Islay Book Festival first grew out of a book club based in the village of Port Ellen, hosting its first festival in 2006. Islay has since held ten successful festivals in Port Ellen and has hosted a range of famous authors including Val McDermid, Ruth Rendell, Ali Smith, Julia Donaldson, Iain Banks, Chris Brookmyre and Mairi Hedderwick to name a few.

In just ten years, Islay Book Festival has gained an established presence on Islay’s busy events calendar and has also become a feature of the UK’s annual book festival circuit, and it is a particularly popular festival for authors. Who wouldn’t want a trip to Islay, after all?

As the festival approaches its eleventh instalment, the team has decided it’s time for a fresh approach. The festival is going to be on the move this year, based more centrally in Bowmore but with events happening across Islay in order to make the most of what this fantastic island has to offer and in a bid to reach as many people as possible. The festival will include writing workshops, guided walks, bookbinding, Gaelic storytelling and song, poetry, music, puppetry, crime, science, a ‘Meet the authors’ tea, books in the wild, and much more. We’re so keen, in fact, that we’re also about to add an extra day to the festival so that we can hold some events on Jura this year, so watch this space!

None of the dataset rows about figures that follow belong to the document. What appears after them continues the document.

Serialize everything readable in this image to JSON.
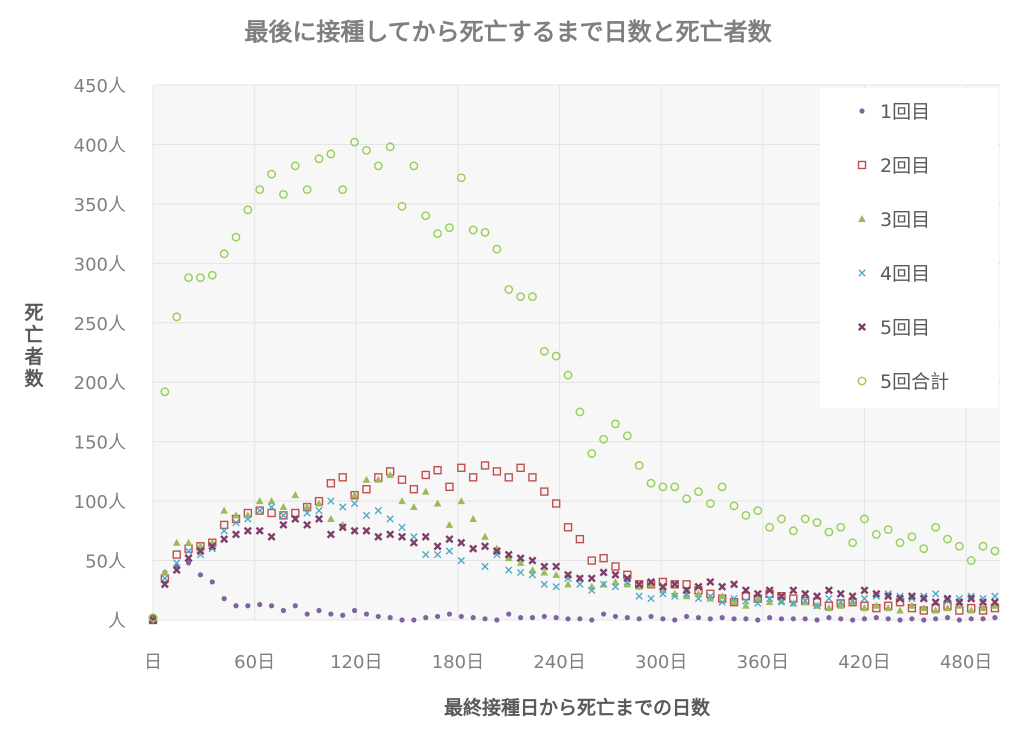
{
  "chart_data": {
    "type": "scatter",
    "title": "最後に接種してから死亡するまで日数と死亡者数",
    "xlabel": "最終接種日から死亡までの日数",
    "ylabel": "死亡者数",
    "xlim": [
      0,
      500
    ],
    "ylim": [
      0,
      450
    ],
    "x_ticks": [
      0,
      60,
      120,
      180,
      240,
      300,
      360,
      420,
      480
    ],
    "x_tick_labels": [
      "日",
      "60日",
      "120日",
      "180日",
      "240日",
      "300日",
      "360日",
      "420日",
      "480日"
    ],
    "y_ticks": [
      0,
      50,
      100,
      150,
      200,
      250,
      300,
      350,
      400,
      450
    ],
    "y_tick_labels": [
      "人",
      "50人",
      "100人",
      "150人",
      "200人",
      "250人",
      "300人",
      "350人",
      "400人",
      "450人"
    ],
    "grid": true,
    "legend_position": "top-right",
    "x": [
      0,
      7,
      14,
      21,
      28,
      35,
      42,
      49,
      56,
      63,
      70,
      77,
      84,
      91,
      98,
      105,
      112,
      119,
      126,
      133,
      140,
      147,
      154,
      161,
      168,
      175,
      182,
      189,
      196,
      203,
      210,
      217,
      224,
      231,
      238,
      245,
      252,
      259,
      266,
      273,
      280,
      287,
      294,
      301,
      308,
      315,
      322,
      329,
      336,
      343,
      350,
      357,
      364,
      371,
      378,
      385,
      392,
      399,
      406,
      413,
      420,
      427,
      434,
      441,
      448,
      455,
      462,
      469,
      476,
      483,
      490,
      497
    ],
    "series": [
      {
        "name": "1回目",
        "marker": "dot",
        "color": "#8064a2",
        "values": [
          3,
          40,
          45,
          48,
          38,
          32,
          18,
          12,
          12,
          13,
          12,
          8,
          12,
          5,
          8,
          5,
          4,
          8,
          5,
          3,
          2,
          0,
          0,
          2,
          3,
          5,
          3,
          2,
          1,
          0,
          5,
          2,
          2,
          3,
          2,
          1,
          1,
          0,
          5,
          3,
          2,
          1,
          3,
          1,
          0,
          3,
          2,
          1,
          2,
          1,
          1,
          0,
          2,
          1,
          1,
          1,
          0,
          2,
          1,
          0,
          1,
          2,
          1,
          0,
          1,
          0,
          1,
          2,
          0,
          1,
          1,
          2
        ]
      },
      {
        "name": "2回目",
        "marker": "square",
        "color": "#c0504d",
        "values": [
          0,
          35,
          55,
          60,
          62,
          65,
          80,
          85,
          90,
          92,
          90,
          88,
          90,
          95,
          100,
          115,
          120,
          105,
          110,
          120,
          125,
          118,
          110,
          122,
          126,
          112,
          128,
          120,
          130,
          125,
          120,
          128,
          120,
          108,
          98,
          78,
          68,
          50,
          52,
          45,
          38,
          30,
          30,
          32,
          30,
          30,
          25,
          22,
          18,
          15,
          20,
          18,
          22,
          20,
          18,
          16,
          15,
          12,
          14,
          15,
          12,
          10,
          12,
          15,
          10,
          8,
          10,
          12,
          8,
          10,
          8,
          10
        ]
      },
      {
        "name": "3回目",
        "marker": "triangle",
        "color": "#9bbb59",
        "values": [
          0,
          40,
          65,
          65,
          62,
          65,
          92,
          88,
          88,
          100,
          100,
          95,
          105,
          95,
          98,
          85,
          80,
          105,
          118,
          118,
          122,
          100,
          95,
          108,
          98,
          80,
          100,
          85,
          70,
          60,
          52,
          48,
          42,
          40,
          38,
          30,
          35,
          28,
          30,
          32,
          30,
          28,
          30,
          25,
          22,
          20,
          22,
          18,
          20,
          15,
          12,
          18,
          15,
          16,
          14,
          15,
          12,
          10,
          12,
          15,
          10,
          12,
          10,
          8,
          12,
          10,
          8,
          10,
          12,
          8,
          10,
          12
        ]
      },
      {
        "name": "4回目",
        "marker": "x",
        "color": "#4bacc6",
        "values": [
          0,
          35,
          48,
          58,
          55,
          60,
          75,
          82,
          85,
          92,
          95,
          88,
          85,
          90,
          92,
          100,
          95,
          98,
          88,
          92,
          85,
          78,
          70,
          55,
          55,
          58,
          50,
          60,
          45,
          55,
          42,
          40,
          38,
          30,
          28,
          35,
          30,
          25,
          30,
          28,
          32,
          20,
          18,
          22,
          20,
          22,
          18,
          20,
          15,
          18,
          16,
          14,
          18,
          15,
          14,
          16,
          12,
          18,
          15,
          16,
          18,
          20,
          22,
          20,
          18,
          20,
          22,
          16,
          18,
          20,
          18,
          20
        ]
      },
      {
        "name": "5回目",
        "marker": "x-bold",
        "color": "#7f3d6a",
        "values": [
          0,
          30,
          42,
          52,
          58,
          62,
          68,
          72,
          75,
          75,
          70,
          80,
          85,
          80,
          85,
          72,
          78,
          75,
          75,
          70,
          72,
          70,
          65,
          70,
          62,
          68,
          65,
          60,
          62,
          58,
          55,
          52,
          50,
          45,
          45,
          38,
          35,
          35,
          40,
          38,
          35,
          30,
          32,
          28,
          30,
          25,
          28,
          32,
          28,
          30,
          25,
          22,
          25,
          20,
          25,
          22,
          20,
          25,
          22,
          20,
          25,
          22,
          20,
          18,
          20,
          18,
          15,
          18,
          15,
          18,
          15,
          15
        ]
      },
      {
        "name": "5回合計",
        "marker": "circle",
        "color": "#92d050",
        "values": [
          2,
          192,
          255,
          288,
          288,
          290,
          308,
          322,
          345,
          362,
          375,
          358,
          382,
          362,
          388,
          392,
          362,
          402,
          395,
          382,
          398,
          348,
          382,
          340,
          325,
          330,
          372,
          328,
          326,
          312,
          278,
          272,
          272,
          226,
          222,
          206,
          175,
          140,
          152,
          165,
          155,
          130,
          115,
          112,
          112,
          102,
          108,
          98,
          112,
          96,
          88,
          92,
          78,
          85,
          75,
          85,
          82,
          74,
          78,
          65,
          85,
          72,
          76,
          65,
          70,
          60,
          78,
          68,
          62,
          50,
          62,
          58
        ]
      }
    ]
  }
}
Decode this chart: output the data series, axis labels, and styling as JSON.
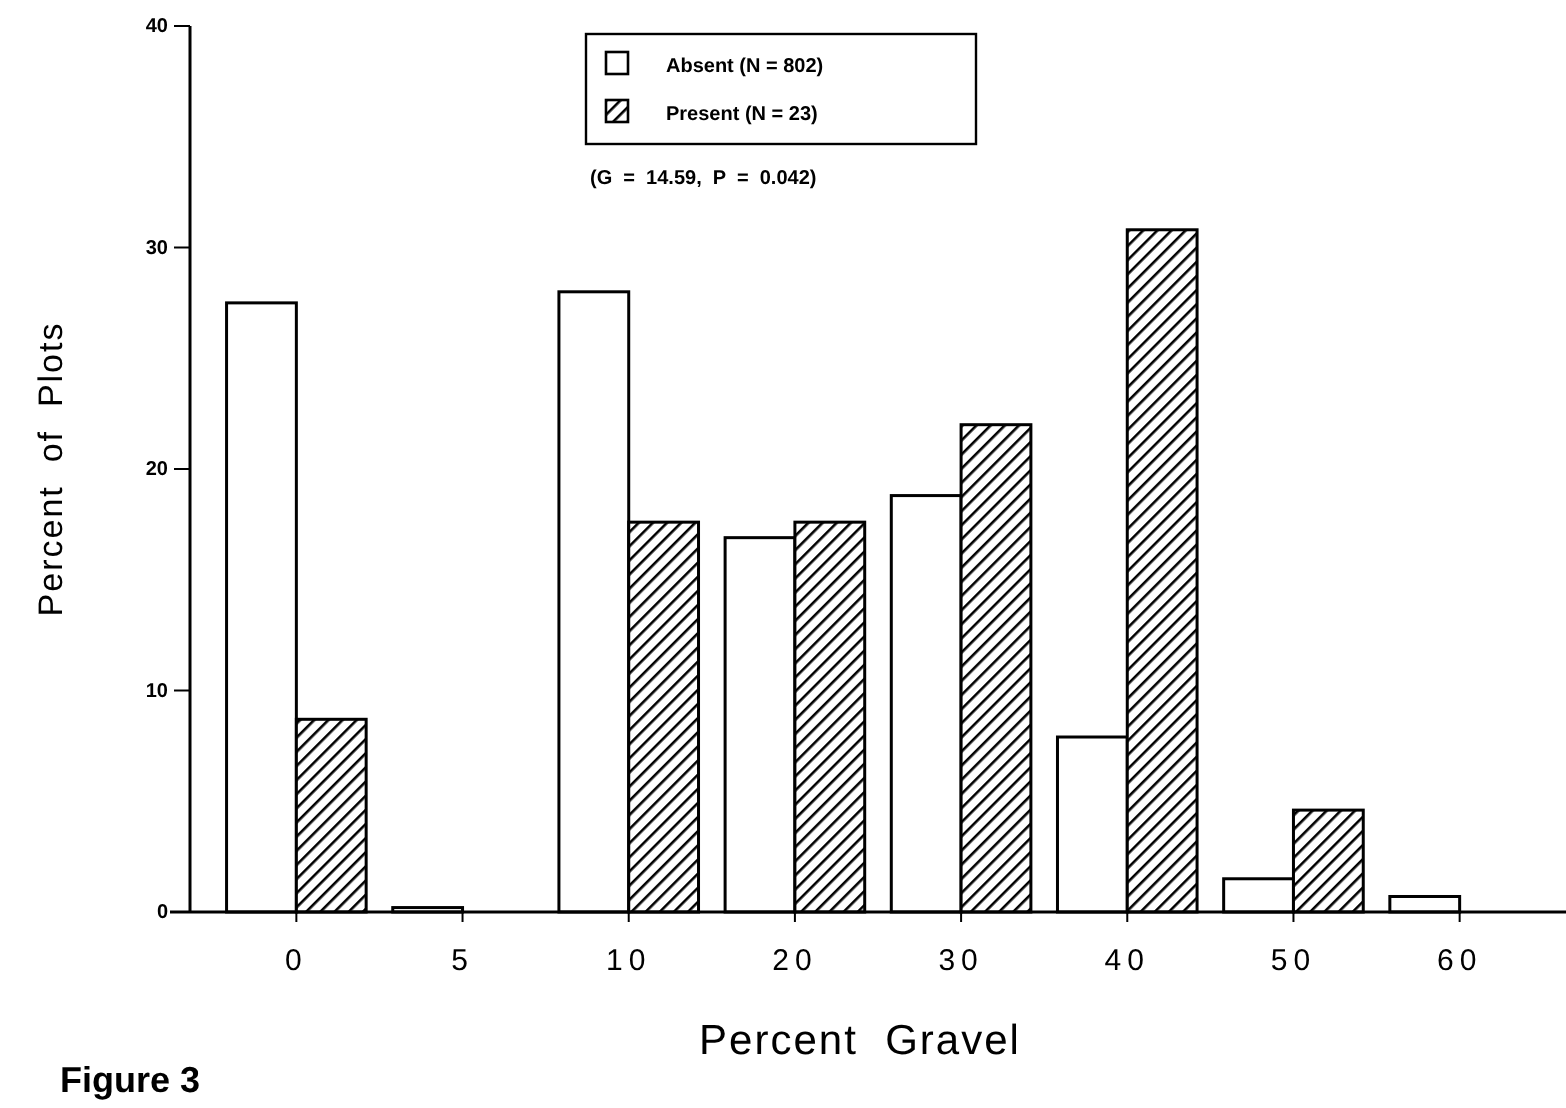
{
  "chart_data": {
    "type": "bar",
    "xlabel": "Percent  Gravel",
    "ylabel": "Percent  of  Plots",
    "categories": [
      "0",
      "5",
      "10",
      "20",
      "30",
      "40",
      "50",
      "60"
    ],
    "series": [
      {
        "name": "Absent (N = 802)",
        "color": "#ffffff",
        "values": [
          27.5,
          0.2,
          28.0,
          16.9,
          18.8,
          7.9,
          1.5,
          0.7
        ]
      },
      {
        "name": "Present (N = 23)",
        "color": "#000000",
        "values": [
          8.7,
          0,
          17.6,
          17.6,
          22.0,
          30.8,
          4.6,
          0
        ]
      }
    ],
    "ylim": [
      0,
      40
    ],
    "yticks": [
      0,
      10,
      20,
      30,
      40
    ],
    "legend": "top",
    "annotations": [
      "(G  =  14.59,  P  =  0.042)",
      "Figure 3"
    ]
  }
}
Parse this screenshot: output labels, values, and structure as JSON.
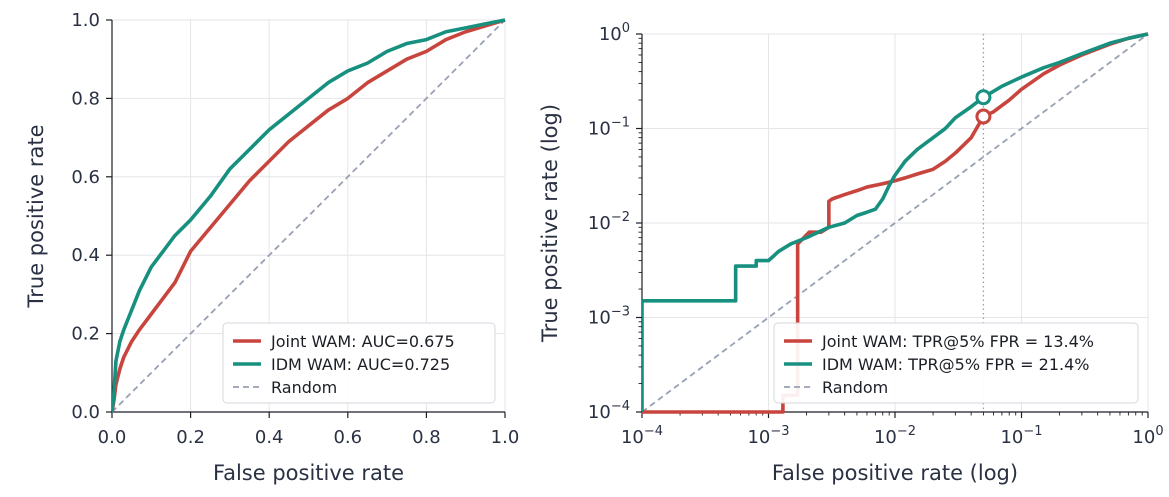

Authors and participants included in our exciting programme of events, for both adults and children of all ages, are Colin MacIntyre (Mull Historical Society), Helen Sedgwick, Sara Sheridan, ES Thomson, Pauline Prior-Pitt, Alan Windram, Barbara Henderson, Linda Macleod, Ken MacTaggart, Ryan Van Winkle, and Islay’s own Jenni Minto and Les Wilson, with more to confirm. Also featured will be Corinna Krause of Sollas Bookbinding.

There may also be whisky…

While you’re waiting for the confirmed programme to be announced, watch out for our authors’ books that we’ve been releasing into the wild across the island! Check phone boxes, benches, cafes, hostels, hotels, public toilets, bus shelters, distilleries. You might get lucky and find a free book! Please take it away with you, read it, and then leave it somewhere for someone else to find. Our books have already travelled as far as Hull and London. We look forward to seeing where they’ll go next and hope they'll carry news of our festival with them.